Lampinen B, Lätt J, Wasselius J, van Westen D, Nilsson M. Time dependence in diffusion MRI predicts tissue outcome in ischemic stroke patients. Magn Reson Med. 2021;86(2):754–64. doi:10.1002/mrm.28743
PURPOSE: Reperfusion therapy enables effective treatment of ischemic stroke presenting within 4-6 hours. However, tissue progression from ischemia to infarction is variable, and some patients benefit from treatment up until 24 hours. Improved imaging techniques are needed to identify these patients. Here, it was hypothesized that time dependence in diffusion MRI may predict tissue outcome in ischemic stroke. METHODS: Diffusion MRI data were acquired with multiple diffusion times in five non-reperfused patients at 2, 9, and 100 days after stroke onset.
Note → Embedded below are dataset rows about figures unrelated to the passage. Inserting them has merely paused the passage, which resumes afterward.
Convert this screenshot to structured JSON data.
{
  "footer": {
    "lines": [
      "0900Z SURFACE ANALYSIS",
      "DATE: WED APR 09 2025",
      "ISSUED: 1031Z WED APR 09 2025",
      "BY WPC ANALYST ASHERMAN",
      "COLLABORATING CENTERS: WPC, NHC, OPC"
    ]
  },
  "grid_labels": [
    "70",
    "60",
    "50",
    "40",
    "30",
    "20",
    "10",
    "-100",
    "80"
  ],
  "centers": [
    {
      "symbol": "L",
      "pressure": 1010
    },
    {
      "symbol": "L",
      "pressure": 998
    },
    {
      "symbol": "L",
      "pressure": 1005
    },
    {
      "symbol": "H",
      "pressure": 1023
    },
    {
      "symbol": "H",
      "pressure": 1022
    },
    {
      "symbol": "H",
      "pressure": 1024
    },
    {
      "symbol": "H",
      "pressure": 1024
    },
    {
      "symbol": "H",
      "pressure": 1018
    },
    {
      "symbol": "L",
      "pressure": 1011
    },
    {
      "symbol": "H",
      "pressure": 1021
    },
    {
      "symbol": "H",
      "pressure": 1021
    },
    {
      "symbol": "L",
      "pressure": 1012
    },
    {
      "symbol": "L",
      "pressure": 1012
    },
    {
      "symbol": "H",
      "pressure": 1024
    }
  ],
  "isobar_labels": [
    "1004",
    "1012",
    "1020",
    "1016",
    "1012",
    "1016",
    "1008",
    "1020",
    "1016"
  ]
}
Maps of "rate of kurtosis change" (k), mean kurtosis, ADC, and fractional anisotropy were derived. The ADC maps defined lesions, normal-appearing tissue, and the lesion tissue that would either be infarcted or remain viable by day 100. Diffusion parameters were compared (1) between lesions and normal-appearing tissue, and (2) between lesion tissue that would be infarcted or remain viable. RESULTS: Positive values of k were observed within stroke lesions on day 2 (P = .001) and on day 9 (P = .023), indicating diffusional exchange. On day 100, high ADC values indicated infarction of 50 ± 20% of the lesion volumes. Tissue infarction was predicted by high k values both on day 2 (P = .026) and on day 9 (P = .046), by low mean kurtosis values on day 2 (P = .043), and by low fractional anisotropy values on day 9 (P = .029), but not by low ADC values. CONCLUSIONS: Diffusion time dependence predicted tissue outcome in ischemic stroke more accurately than the ADC, and may be useful for predicting reperfusion benefit.